Когда-то в первой половине минувшего века наши предки перебрались из Старого Света в Новый в поисках лучших политических и экономических условий, чем были в тот момент у них на родине. Они переплыли океан на маленьких, плохо просмоленных суденышках, преодолевая холод и голод, болезнь и непогоду, и после этого их потомство рассеялось по континенту, как подхваченные ветром созревшие семена одуванчика, и стало звать его райским уголком – Home of the Brave, Land of the Free[2]. И действительно, они были храбры и свободны, однако так никогда и не прижились в этих краях. Малая часть их осела в крупных, постоянно поглощающих окрестные территории городах. Остальные же, окрыленные тем, что первыми ступают на новые земли, и охваченные волей к свободе, не останавливавшейся ни перед чем, пустились в нелегкий путь туда, где простиралась frontier[3] – мистическая западная граница, за которой, как гласила легенда, в горизонт упиралось подножие радуги.

– А что касается отца… – продолжаю я. – Не то чтобы я никогда не предпринимал попыток что-либо о нем узнать. Но Глэсс замыкается в себе и хранит эту тайну за семью печатями.

– Это тебя раздражает, да?

– В какой-то степени, – против воли соглашаюсь я. То, что Номер Третий ее бросил, – единственная известная мне причина, по которой моя мать решилась податься за океан. – Все, что я знаю, слишком… обрывочно.

Мне снова вспоминается список, который я несколько лет назад по чистой случайности обнаружил среди ее бумаг. В нем по порядку шли имена всех мужчин, с которыми у нее была связь, – имена, тщательно записанные в столбик, напротив каждого из которых значилась дата – как я полагаю, тот день, когда она с ними переспала. На третьей строчке значился только номер и дата – и не составляло труда отсчитать девять месяцев от нашего рождения, чтобы именно этот день и получить.

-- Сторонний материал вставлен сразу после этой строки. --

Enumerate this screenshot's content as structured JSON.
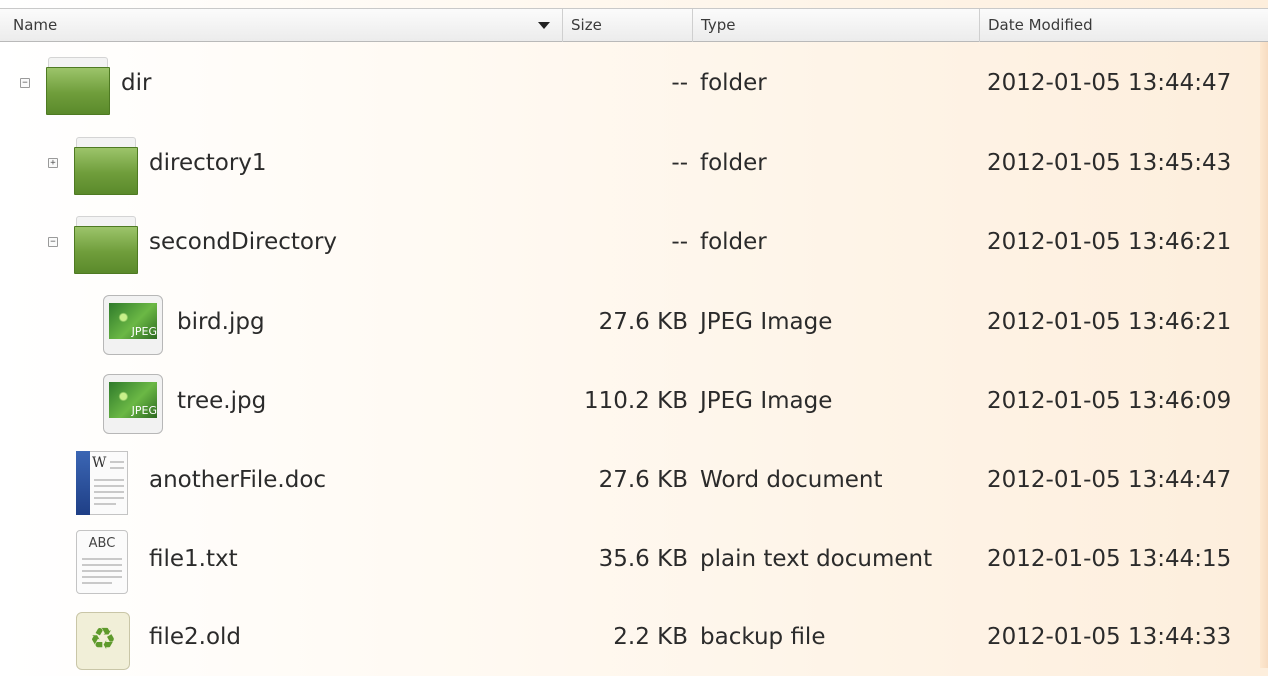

Я не знаю, существует ли этот список и поныне. Тогда в нем было порядка пятидесяти пунктов – много это было или мало, я не стал судить. Полсотни романов за более чем десять лет – на мой взгляд, вполне допустимо, особенно если учесть то, что большинство значившихся в списке мужчин за редчайшим исключением никогда не появлялись в Визибле второй раз. В моих воспоминаниях их лица, как наслаивающиеся на самих себя серые, расплывчатые образы, сливаются одно с другим, легко перенимая очертания друг друга. Они никогда не принимали участия в моей жизни и в конце концов так и остались для меня тем же, чем были для Глэсс: всего лишь безликими номерами на белом листе бумаги. Конечно, были и исключения, как Мартин, чьи зеленые глаза я помню так же, как запах садовой земли, был Кайл и его красивые руки, натягивающие на лук тетиву, – но над всеми исключениями из правил упорно нависает цифра «три», безымянным укором смотревшая на меня из списка.

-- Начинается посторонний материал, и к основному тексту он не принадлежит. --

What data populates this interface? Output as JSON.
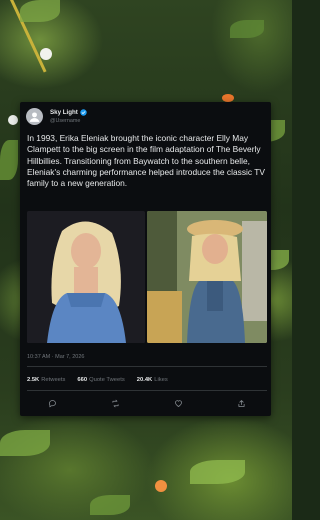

– А ты бы хотел, чтобы он был? Ну, чтобы у тебя был отец? – Кэт выдернула из расщелины в стене кусочек мха и теперь скатывает его в ладонях в маленький зеленый шарик. – Я имею в виду, разве тебе его не… не хватает?

Она прекрасно знает, что, задавая такие вопросы, играет с огнем, но бывают моменты, когда она показывает себя сущей дрянью. Кэт с точностью до миллиметра может впиться пальцами в те незаживающие раны, при взгляде на которые любой психиатр отвернулся бы в ужасе. Как черные дыры, они поглотят каждого, кто приблизится к ним слишком близко. Но то, что мне кажется черной дырой, для Кэт, как она выражается, не более чем «белые пятна на карте моей души», которые она заполняет с тираническим упорством, как только предоставляется возможность, совершенно не заботясь о том, что при этом заходит слишком далеко.

Как и сейчас.

– Но ты же знаешь, что он живет в Штатах, – продолжает она впиваться в мои больные места.

– Штаты большие, – отвечаю я, не в силах скрыть раздражения. – А то, что он вообще еще живет, всего лишь твое предположение. Так что сделай одолжение и заткнись наконец, хорошо?

– О’кей. Мир, дружба, жвачка! – Зеленый шарик одним щелчком отправлен в сторону, и вот она уже прыгает вниз по руинам крепостной стены, пересекая поток горячего воздуха, приземляется в зарослях крапивы и задирает голову, обнажив во всей красе свою щель между зубами в заискивающей улыбке. – Ванильного мороженого хочешь?


За пару месяцев до того, как я пошел в первый класс, Глэсс чем-то не понравились мои уши.

– Они слишком большие, Фил, – объяснила она, – и они торчат. Ты выглядишь как Дамбо!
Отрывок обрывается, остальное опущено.